Man-woman: the original difference

The purpose of this short reflection is mainly to ask a basic question: does the man-woman difference have anything to do with philosophy or is it only of concern to the human sciences on the one hand and theology on the other?

We can certainly reply that the difference is a philosophical question if we can show that it is not exclusively a biological factor, or a simple historical-cultural construct. It is in fact rooted in the constitutive make-up of the human being who in substance exists as either man or woman. We cannot adopt an abstract dualistic attitude that tries to separate the spiritual from the corporeal dimension of the person. The latter is integrally marked by sexual difference through which the body is that of a man or of a woman. Reflection on this difference is not a chapter apart from that of philosophy. It should, to be realistic, traverse the entire body of anthropology which cannot make declarations without taking into account that this basic fact is inseparable from human existence in the world.

The initial question concerning the philosophical interpretation of difference thus becomes a question on how we can articulate, on the same level, the unity of identical human nature and the duality of separate sexes. The difference is certainly ‘original’, as we mentioned before, because it is inseparable from existence, but, on the other hand, it is not at all ontological. It involves two beings who share the same humanity. This presents us with the paradox of a reality, i.e. humanity, which is ‘one’ and ‘two’ at the same time.

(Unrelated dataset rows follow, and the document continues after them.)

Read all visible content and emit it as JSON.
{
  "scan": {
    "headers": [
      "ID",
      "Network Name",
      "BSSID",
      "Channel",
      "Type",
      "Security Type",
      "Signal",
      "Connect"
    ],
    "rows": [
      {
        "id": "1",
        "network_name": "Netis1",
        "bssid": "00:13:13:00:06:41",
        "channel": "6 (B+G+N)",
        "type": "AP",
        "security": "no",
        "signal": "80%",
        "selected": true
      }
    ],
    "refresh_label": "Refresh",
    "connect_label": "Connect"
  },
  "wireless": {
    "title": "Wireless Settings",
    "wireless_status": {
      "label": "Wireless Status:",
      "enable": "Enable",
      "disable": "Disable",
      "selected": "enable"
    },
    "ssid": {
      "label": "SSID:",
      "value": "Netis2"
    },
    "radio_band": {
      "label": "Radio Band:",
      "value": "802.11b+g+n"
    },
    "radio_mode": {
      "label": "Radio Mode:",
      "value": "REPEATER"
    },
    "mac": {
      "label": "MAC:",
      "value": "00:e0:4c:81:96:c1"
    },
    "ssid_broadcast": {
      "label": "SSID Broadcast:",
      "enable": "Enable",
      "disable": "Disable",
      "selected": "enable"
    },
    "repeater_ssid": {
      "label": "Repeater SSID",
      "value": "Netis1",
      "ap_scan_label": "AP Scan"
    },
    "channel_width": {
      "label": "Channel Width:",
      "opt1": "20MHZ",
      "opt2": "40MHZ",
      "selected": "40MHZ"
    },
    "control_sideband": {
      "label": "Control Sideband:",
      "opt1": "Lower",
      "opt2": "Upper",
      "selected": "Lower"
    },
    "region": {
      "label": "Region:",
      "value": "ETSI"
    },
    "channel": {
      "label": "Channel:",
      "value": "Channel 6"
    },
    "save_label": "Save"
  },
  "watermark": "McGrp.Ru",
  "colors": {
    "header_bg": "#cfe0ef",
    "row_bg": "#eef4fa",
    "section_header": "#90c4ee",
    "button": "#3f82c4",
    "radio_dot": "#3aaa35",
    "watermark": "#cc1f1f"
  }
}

It is a quandary with ancient roots that has characterised thinking throughout the ages, at least in the western philosophical tradition. It asks how it is possible to reconcile unity and multiplicity without the relationship between them immediately becoming a hierarchical subordination between entities that, in being different, cannot have identical value. In other words, the question is that of the relation between the subject and the other who asks to be recognised for him/herself without being reduced to a model of which he/she would be a deformed copy.

Historically, as we know, women were considered to be poor copies of men, as men were regarded to be the prototype of humanity. This vision did not give justice either to women, who were thought to be inferior, or to men, who became prisoners of a loneliness that excluded any true reciprocal relational nature. The unity of human nature should therefore remain the starting point for any anthropological reflection. However, we need to become aware that it is intrinsically dual and that therefore any affirmation concerning the person is in reality about two persons, man and woman, who have the exact same dignity, and one cannot be reduced to the other.

When we state the question in these terms, it is evident that neither of the two can constitute the model of humanity to which the other should conform. On the contrary, humanity is as it is precisely because it is concretely incarnated in the separate living experience of each of the two. In this way, we have the basics for a deeper and non-reductive understanding of the man-woman relationship. It is in shared human identity that the possibility of a relationship is built, one that is capable of involving the whole person. At the same time, because of difference, each of the two can receive enrichment from the other that would be otherwise inaccessible.

As we said at the beginning, this is only an introductory reflection that does not claim to be a philosophical treatise on the topic of the difference between the sexes. It is simply intended to place foundations that will make way for further studies that will not allow reductive and partial perspectives to express the human reality - identical yet different - of man and woman.